沈丞相只是微微一怔,眸中浮起些许欣慰,“快请她进来。”
唐琳儿由绯云引着,款步走进内堂。
她脚步略显踉跄,面色有些憔悴,一侧脸颊红肿,那是被太子妃掌掴留下的痕迹。
她红了眼眶:“父亲,姐姐,琳儿回来了。”
“琳儿,你脸上这是怎么了?”沈丞相蹙眉,起身走过去,
唐琳儿抿唇,眼中涌起雾气,“不妨事,只是女儿初入东宫,太子妃教了女儿些规矩。”
“岂有此理!”
沈丞相面色愈发难看。
沈星晚不动声色地站在一旁,静静看了一会儿才关切开口:“妹妹受苦了,那陆氏一贯不是个好相与的,只是,你这时候回来府里,不会被她借故刁难吗?”
唐琳儿垂下眼帘,眸中闪过一抹怨愤。
“琳儿如今在东宫,只是个侧妃,低人一头又能如何?只能打碎了牙往肚子里咽。但我听闻兄长被押天牢,实在担心的紧,无论如何都得回来看看。”
沈丞相叹气,“难为你还记挂着云朝,只是这案子棘手得很,你如今在东宫也甚为艰难,你就别管了。”
“我虽能力有限,但也想尽一份力,帮兄长洗清冤屈。”
唐琳儿言辞恳切,“父亲,您就告诉我罢,兄长他究竟如何了?我在太子身侧,或许能探听到有关兄长的线索。”
沈星晚心中恶寒,她才不相信唐琳儿当真是来救哥哥的,她究竟安的什么心思,只有她自己知道。
沈星晚坐在那里,一言不发。
沈丞相本怜惜她怀有身孕,不愿将她牵扯进来,但实在拗不过她苦苦恳求,只得将眼下的情势一一同她说了一遍。
送走唐琳儿后,沈星晚立刻冷了神色,不得不对沈丞相说道:“唐琳儿如今嫁入东宫,已经是太子的人,我总觉得哥哥此事与太子和皇贵妃脱不了干系,她的话,父亲不可轻信。”

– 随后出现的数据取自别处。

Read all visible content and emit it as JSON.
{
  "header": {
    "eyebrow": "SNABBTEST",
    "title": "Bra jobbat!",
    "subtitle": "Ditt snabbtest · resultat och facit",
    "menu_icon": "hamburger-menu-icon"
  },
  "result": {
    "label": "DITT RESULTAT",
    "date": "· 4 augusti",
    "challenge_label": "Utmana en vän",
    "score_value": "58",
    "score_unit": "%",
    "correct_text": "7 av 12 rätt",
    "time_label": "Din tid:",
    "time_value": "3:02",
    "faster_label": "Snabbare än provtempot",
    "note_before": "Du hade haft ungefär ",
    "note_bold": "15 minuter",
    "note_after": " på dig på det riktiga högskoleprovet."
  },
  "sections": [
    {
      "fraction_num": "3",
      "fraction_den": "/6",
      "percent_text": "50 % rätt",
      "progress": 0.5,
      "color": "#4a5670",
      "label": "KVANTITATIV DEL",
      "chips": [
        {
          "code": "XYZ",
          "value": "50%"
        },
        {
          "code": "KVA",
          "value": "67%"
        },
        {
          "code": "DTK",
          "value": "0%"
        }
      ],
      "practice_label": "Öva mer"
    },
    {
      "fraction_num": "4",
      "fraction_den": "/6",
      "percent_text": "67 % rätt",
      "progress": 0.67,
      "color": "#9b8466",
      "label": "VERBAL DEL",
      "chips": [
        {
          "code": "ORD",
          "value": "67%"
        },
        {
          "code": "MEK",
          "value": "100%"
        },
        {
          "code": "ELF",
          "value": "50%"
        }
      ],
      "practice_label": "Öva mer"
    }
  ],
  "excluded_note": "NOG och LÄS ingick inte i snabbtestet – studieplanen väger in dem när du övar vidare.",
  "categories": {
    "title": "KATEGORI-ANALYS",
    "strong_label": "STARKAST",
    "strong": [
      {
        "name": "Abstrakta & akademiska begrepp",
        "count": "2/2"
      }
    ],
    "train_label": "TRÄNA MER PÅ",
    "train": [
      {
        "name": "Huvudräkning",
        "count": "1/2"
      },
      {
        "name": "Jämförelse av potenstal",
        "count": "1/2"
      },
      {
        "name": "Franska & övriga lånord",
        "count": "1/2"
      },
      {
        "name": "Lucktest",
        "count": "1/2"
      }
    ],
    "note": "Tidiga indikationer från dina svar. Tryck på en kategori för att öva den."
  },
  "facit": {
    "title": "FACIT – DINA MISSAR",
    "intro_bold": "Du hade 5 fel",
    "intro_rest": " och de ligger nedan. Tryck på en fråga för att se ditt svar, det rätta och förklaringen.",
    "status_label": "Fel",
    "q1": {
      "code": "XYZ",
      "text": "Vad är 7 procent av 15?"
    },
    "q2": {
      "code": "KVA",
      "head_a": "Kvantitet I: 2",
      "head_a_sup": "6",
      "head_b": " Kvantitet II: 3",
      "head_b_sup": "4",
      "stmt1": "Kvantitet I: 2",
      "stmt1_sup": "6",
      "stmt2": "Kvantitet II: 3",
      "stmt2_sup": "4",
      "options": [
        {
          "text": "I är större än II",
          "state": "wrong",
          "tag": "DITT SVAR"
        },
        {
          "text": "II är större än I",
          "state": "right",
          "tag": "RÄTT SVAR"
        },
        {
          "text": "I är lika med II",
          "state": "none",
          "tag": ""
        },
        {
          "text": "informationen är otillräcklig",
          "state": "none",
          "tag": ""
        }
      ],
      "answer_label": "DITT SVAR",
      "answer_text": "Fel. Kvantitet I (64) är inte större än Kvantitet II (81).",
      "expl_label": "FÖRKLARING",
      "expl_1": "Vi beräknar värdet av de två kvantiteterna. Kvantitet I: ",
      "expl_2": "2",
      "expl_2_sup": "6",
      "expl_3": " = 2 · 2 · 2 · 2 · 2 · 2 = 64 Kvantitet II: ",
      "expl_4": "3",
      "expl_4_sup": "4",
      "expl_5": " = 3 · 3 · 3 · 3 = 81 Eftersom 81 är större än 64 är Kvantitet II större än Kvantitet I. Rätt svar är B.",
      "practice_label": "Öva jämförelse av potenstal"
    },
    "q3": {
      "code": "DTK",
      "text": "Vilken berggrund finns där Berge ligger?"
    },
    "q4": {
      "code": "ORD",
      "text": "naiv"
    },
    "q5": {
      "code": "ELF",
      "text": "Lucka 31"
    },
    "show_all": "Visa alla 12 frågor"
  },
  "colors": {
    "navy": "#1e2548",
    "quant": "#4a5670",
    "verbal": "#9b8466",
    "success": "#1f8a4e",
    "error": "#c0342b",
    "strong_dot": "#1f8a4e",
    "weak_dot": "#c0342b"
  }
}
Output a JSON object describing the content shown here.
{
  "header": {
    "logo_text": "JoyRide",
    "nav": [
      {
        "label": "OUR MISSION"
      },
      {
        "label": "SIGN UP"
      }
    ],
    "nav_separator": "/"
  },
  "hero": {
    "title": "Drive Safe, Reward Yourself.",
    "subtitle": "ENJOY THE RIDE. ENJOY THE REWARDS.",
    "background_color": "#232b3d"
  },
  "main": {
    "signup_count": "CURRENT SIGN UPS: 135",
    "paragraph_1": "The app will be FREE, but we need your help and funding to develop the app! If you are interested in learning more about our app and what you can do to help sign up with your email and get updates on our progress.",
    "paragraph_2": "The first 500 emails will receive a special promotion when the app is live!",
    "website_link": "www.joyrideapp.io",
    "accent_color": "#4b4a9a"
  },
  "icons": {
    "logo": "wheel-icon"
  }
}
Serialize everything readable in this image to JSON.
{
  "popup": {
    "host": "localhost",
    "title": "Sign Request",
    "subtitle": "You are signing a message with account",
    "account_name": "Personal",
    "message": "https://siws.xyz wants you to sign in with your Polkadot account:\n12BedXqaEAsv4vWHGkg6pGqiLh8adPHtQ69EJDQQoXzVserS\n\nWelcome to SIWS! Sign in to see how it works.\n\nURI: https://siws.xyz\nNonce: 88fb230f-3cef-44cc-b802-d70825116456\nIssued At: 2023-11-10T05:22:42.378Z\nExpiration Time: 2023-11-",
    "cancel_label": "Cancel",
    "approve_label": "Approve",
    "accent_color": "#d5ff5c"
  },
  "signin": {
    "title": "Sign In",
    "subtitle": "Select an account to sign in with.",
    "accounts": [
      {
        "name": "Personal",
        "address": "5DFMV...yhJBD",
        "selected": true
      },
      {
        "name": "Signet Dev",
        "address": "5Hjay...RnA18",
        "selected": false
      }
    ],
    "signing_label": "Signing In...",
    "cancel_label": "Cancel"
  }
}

沈丞相长叹一声,虽仍念着旧情,却也不得不承认沈星晚的话确实有几分道理。
而此刻的唐琳儿,刚踏出沈府的大门,便收起了脸上委屈的神情,眸中划过一丝阴狠。
如意搀扶她上了马车,低声吩咐车夫:“回东宫。”
甫一回到东宫,唐琳儿便直奔魏子麟的书房去了。
夜幕笼罩着东宫,唐琳儿轻手轻脚地走到魏子麟书房外,精心整理了一下略显凌乱的衣衫,故意将脸颊的伤痕露在显眼处,眸中蓄满了委屈泪花儿,抬手叩响门扉。
“进来。”低沉声音从屋内传来。
魏子麟正在灯下批折子,瞥见她捂着红肿的脸颊走进来,眉头微皱。
“怎么弄成这副模样?”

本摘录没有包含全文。